Achievements and titles
- Personal bests: Long jump: 8.22m (Fayetteville, 2023)

Medal record
Men's athletics
Representing United States
NACAC U23 Championships
| Gold medal – first place | 2023 San Jose | Long jump |

= Malcolm Clemons =

Olympian Athlete (born 2002)

Malcolm Clemons (born March 8, 2002) is an American long jumper. He represented the United States at the 2024 Olympic Games and won the 2025 NCAA Outdoor Championships competing for the University of Florida.

==Early and personal life==
From East Oakland, California, Clemons began track and field with the Oakland Police Activity League when he was five years-old. He attended Ecole Bilingue de Berkeley in Berkeley, California, where he was became fluent in the French language. He moved to Richmond, California in 2017 and enrolled in Saint Mary's College High School in Berkeley, California before attending and graduating high school from
IMG Academy in Bradenton, Florida, in 2020. Clemons was recruited by the University of Florida in 2020. He was coached by Nic Petersen and graduated in 2024 with a Bachelor of Science in International Studies.

==Career==
Clemons placed second in the long jump at the 2018 New Balance Outdoor Championships. The following year, he won the 2018 CIF High School State Championships in the long Jump while a student at Saint Mary's College High School in California. Competing at the 2019 USATF Region 16 and National Junior Olympics, he had a third place finish in the long jump.
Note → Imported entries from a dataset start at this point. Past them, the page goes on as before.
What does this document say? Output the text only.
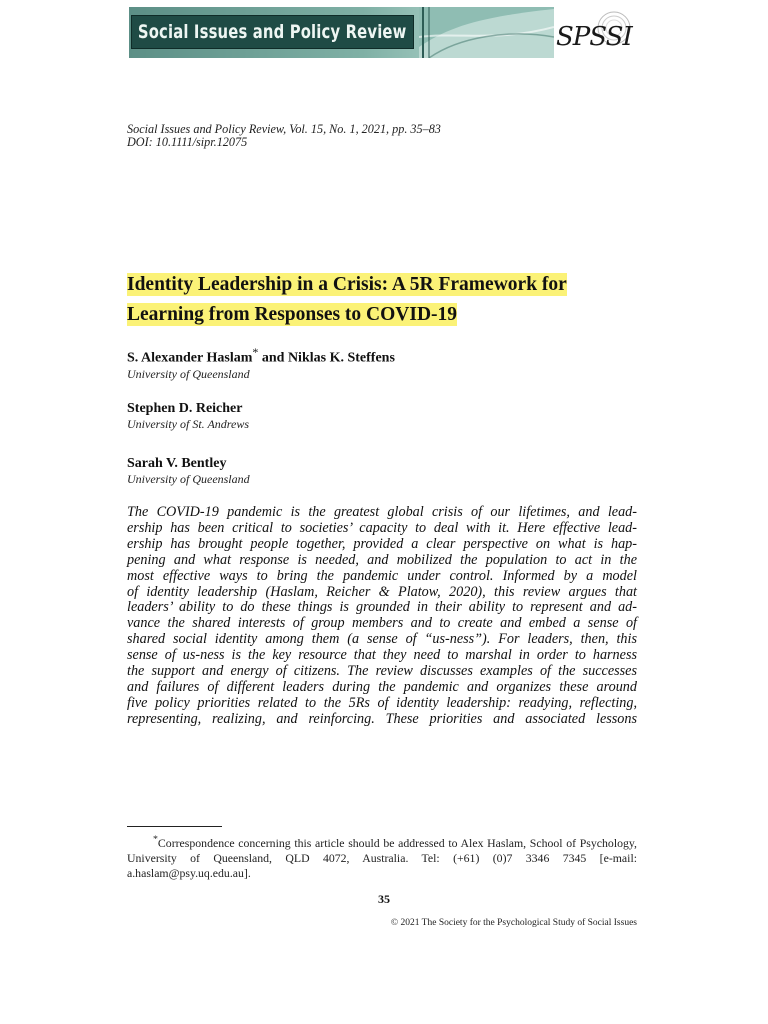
Social Issues and Policy Review	SPSSI
Social Issues and Policy Review, Vol. 15, No. 1, 2021, pp. 35–83
DOI: 10.1111/sipr.12075
Identity Leadership in a Crisis: A 5R Framework for
Learning from Responses to COVID-19
S. Alexander Haslam* and Niklas K. Steffens
University of Queensland
Stephen D. Reicher
University of St. Andrews
Sarah V. Bentley
University of Queensland
The COVID-19 pandemic is the greatest global crisis of our lifetimes, and lead-
ership has been critical to societies’ capacity to deal with it. Here effective lead-
ership has brought people together, provided a clear perspective on what is hap-
pening and what response is needed, and mobilized the population to act in the
most effective ways to bring the pandemic under control. Informed by a model
of identity leadership (Haslam, Reicher & Platow, 2020), this review argues that
leaders’ ability to do these things is grounded in their ability to represent and ad-
vance the shared interests of group members and to create and embed a sense of
shared social identity among them (a sense of “us-ness”). For leaders, then, this
sense of us-ness is the key resource that they need to marshal in order to harness
the support and energy of citizens. The review discusses examples of the successes
and failures of different leaders during the pandemic and organizes these around
five policy priorities related to the 5Rs of identity leadership: readying, reflecting,
representing, realizing, and reinforcing. These priorities and associated lessons
*Correspondence concerning this article should be addressed to Alex Haslam, School of Psychology, University of Queensland, QLD 4072, Australia. Tel: (+61) (0)7 3346 7345 [e-mail: a.haslam@psy.uq.edu.au].
35
© 2021 The Society for the Psychological Study of Social Issues
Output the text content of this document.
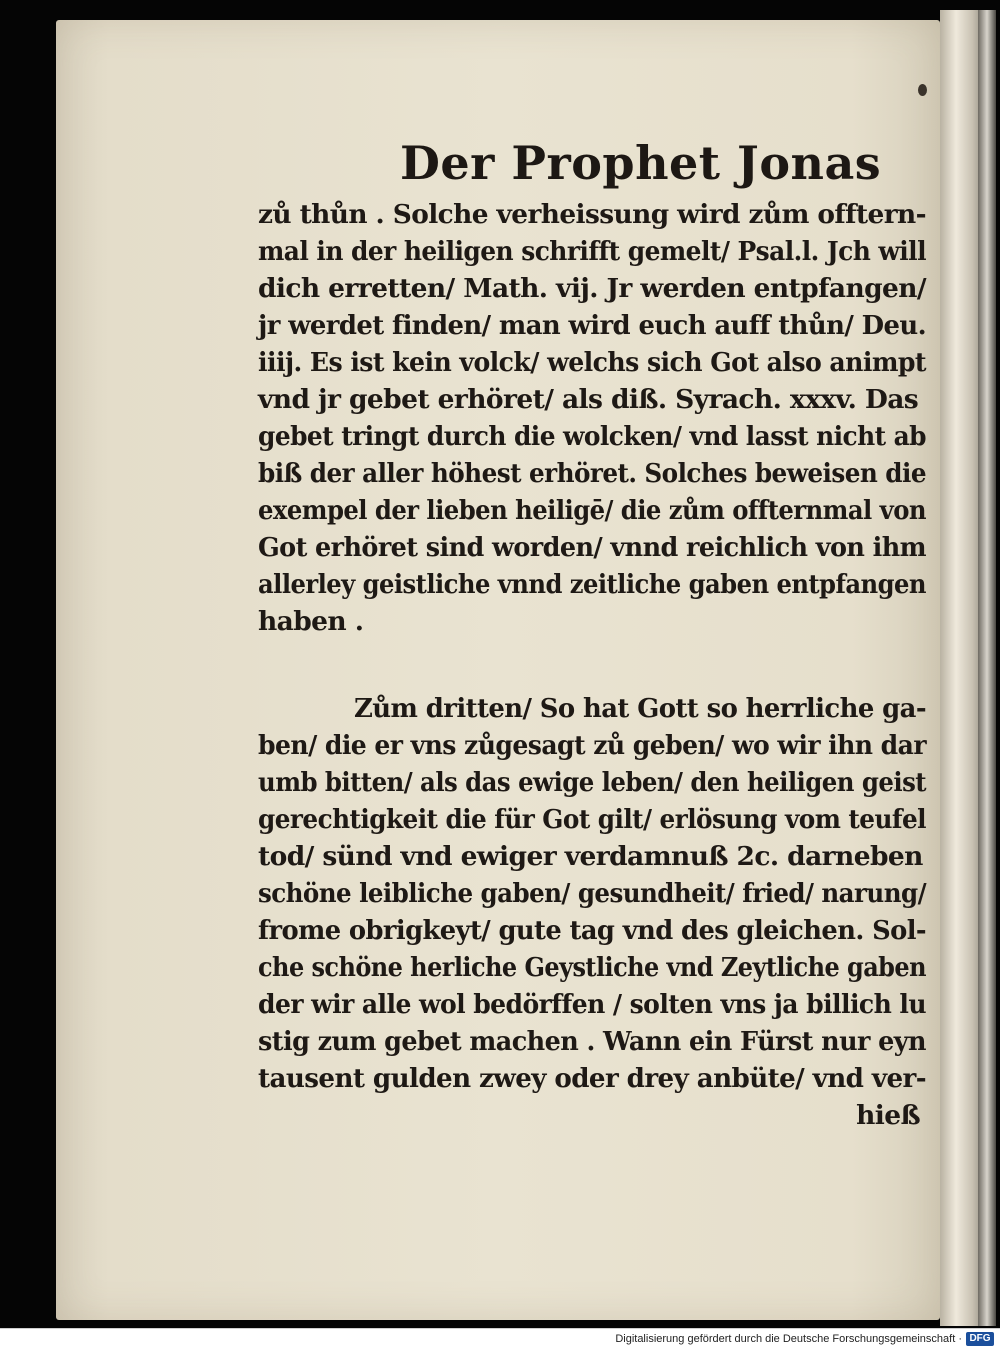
Der Prophet Jonas
zů thůn . Solche verheissung wird zům offtern-
mal in der heiligen schrifft gemelt/ Psal.l. Jch will
dich erretten/ Math. vij. Jr werden entpfangen/
jr werdet finden/ man wird euch auff thůn/ Deu.
iiij. Es ist kein volck/ welchs sich Got also animpt
vnd jr gebet erhöret/ als diß. Syrach. xxxv. Das
gebet tringt durch die wolcken/ vnd lasst nicht ab
biß der aller höhest erhöret. Solches beweisen die
exempel der lieben heiligē/ die zům offternmal von
Got erhöret sind worden/ vnnd reichlich von ihm
allerley geistliche vnnd zeitliche gaben entpfangen
haben .
Zům dritten/ So hat Gott so herrliche ga-
ben/ die er vns zůgesagt zů geben/ wo wir ihn dar
umb bitten/ als das ewige leben/ den heiligen geist
gerechtigkeit die für Got gilt/ erlösung vom teufel
tod/ sünd vnd ewiger verdamnuß 2c. darneben
schöne leibliche gaben/ gesundheit/ fried/ narung/
frome obrigkeyt/ gute tag vnd des gleichen. Sol-
che schöne herliche Geystliche vnd Zeytliche gaben
der wir alle wol bedörffen / solten vns ja billich lu
stig zum gebet machen . Wann ein Fürst nur eyn
tausent gulden zwey oder drey anbüte/ vnd ver-
hieß
Digitalisierung gefördert durch die Deutsche Forschungsgemeinschaft · DFG
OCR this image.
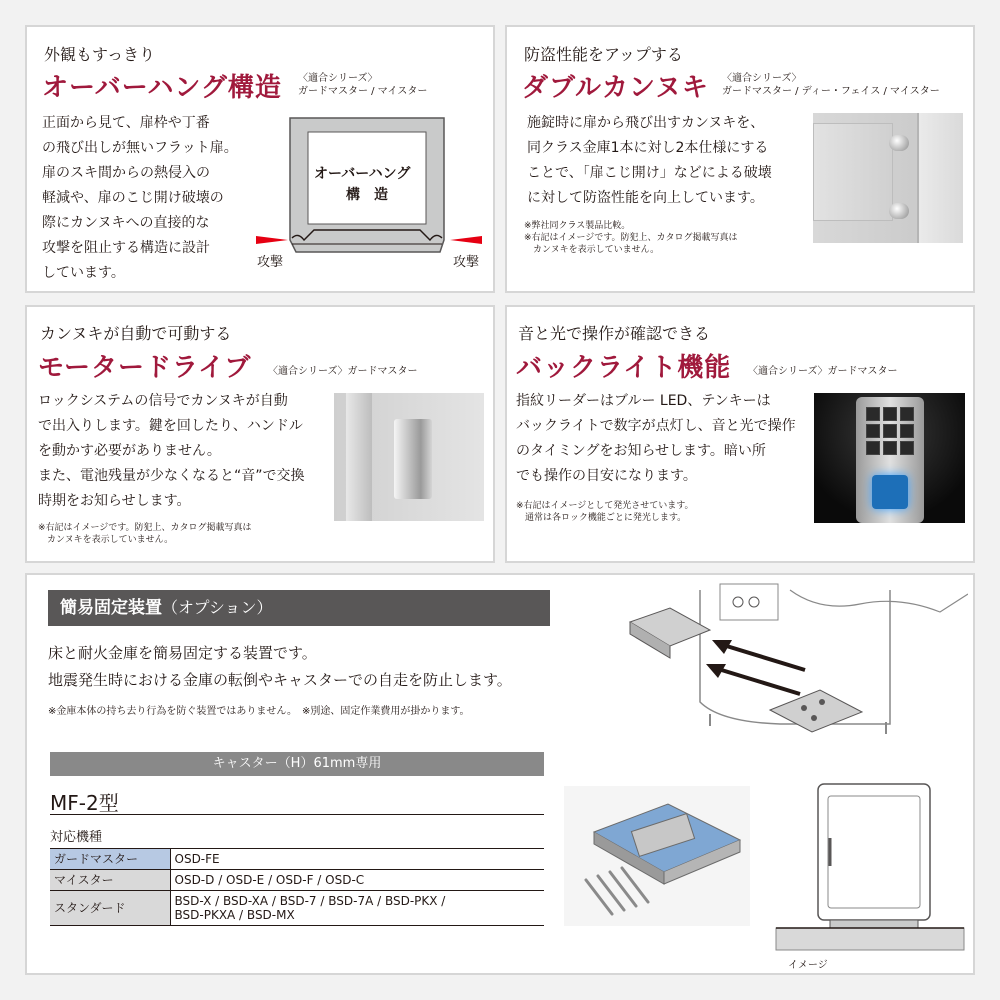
外観もすっきり
オーバーハング構造 〈適合シリーズ〉
ガードマスター / マイスター
正面から見て、扉枠や丁番
の飛び出しが無いフラット扉。
扉のスキ間からの熱侵入の
軽減や、扉のこじ開け破壊の
際にカンヌキへの直接的な
攻撃を阻止する構造に設計
しています。
オーバーハング
構　造
攻撃	攻撃
防盗性能をアップする
ダブルカンヌキ 〈適合シリーズ〉
ガードマスター / ディー・フェイス / マイスター
施錠時に扉から飛び出すカンヌキを、
同クラス金庫1本に対し2本仕様にする
ことで、「扉こじ開け」などによる破壊
に対して防盗性能を向上しています。
※弊社同クラス製品比較。
※右記はイメージです。防犯上、カタログ掲載写真は
　カンヌキを表示していません。
カンヌキが自動で可動する
モータードライブ 〈適合シリーズ〉ガードマスター
ロックシステムの信号でカンヌキが自動
で出入りします。鍵を回したり、ハンドル
を動かす必要がありません。
また、電池残量が少なくなると“音”で交換
時期をお知らせします。
※右記はイメージです。防犯上、カタログ掲載写真は
　カンヌキを表示していません。
音と光で操作が確認できる
バックライト機能 〈適合シリーズ〉ガードマスター
指紋リーダーはブルー LED、テンキーは
バックライトで数字が点灯し、音と光で操作
のタイミングをお知らせします。暗い所
でも操作の目安になります。
※右記はイメージとして発光させています。
　通常は各ロック機能ごとに発光します。
簡易固定装置（オプション）
床と耐火金庫を簡易固定する装置です。
地震発生時における金庫の転倒やキャスターでの自走を防止します。
※金庫本体の持ち去り行為を防ぐ装置ではありません。　※別途、固定作業費用が掛かります。
キャスター（H）61mm専用
MF-2型
対応機種
ガードマスター	OSD-FE

マイスター	OSD-D / OSD-E / OSD-F / OSD-C

スタンダード	BSD-X / BSD-XA / BSD-7 / BSD-7A / BSD-PKX /
BSD-PKXA / BSD-MX
イメージ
Competing for the United States, he was a gold medalist at the NACAC U23 Championships in San Jose, Costa Rica in July 2023. Clemons finished third in the long jump at the NCAA Indoor Championships in Boston, Massachusetts in March 2024. He placed third in the long jump at the 2024 NCAA Outdoor Championships in Eugene, Oregon in June 2024.
Later that month, he was runner-up in the long jump at the 2024 United States Olympic trials with a distance of 8.18 metres. He subsequently competed in the long jump at the 2024 Paris Olympics, without advancing to the final.

In June 2025, while competing for the University of Florida, he won the 2025 NCAA Championships title in Eugene, Oregon, with a winning jump of 8.04 metres.

Clemons competed in the long jump at the 2026 USA Indoor Track and Field Championships in New York, placing fourth overall. On 23 July 2026, he had a best jump of 8.07 metres and finished runner-up as Isaac Grimes retained the national title at the 2026 USA Outdoor Track and Field Championships in New York.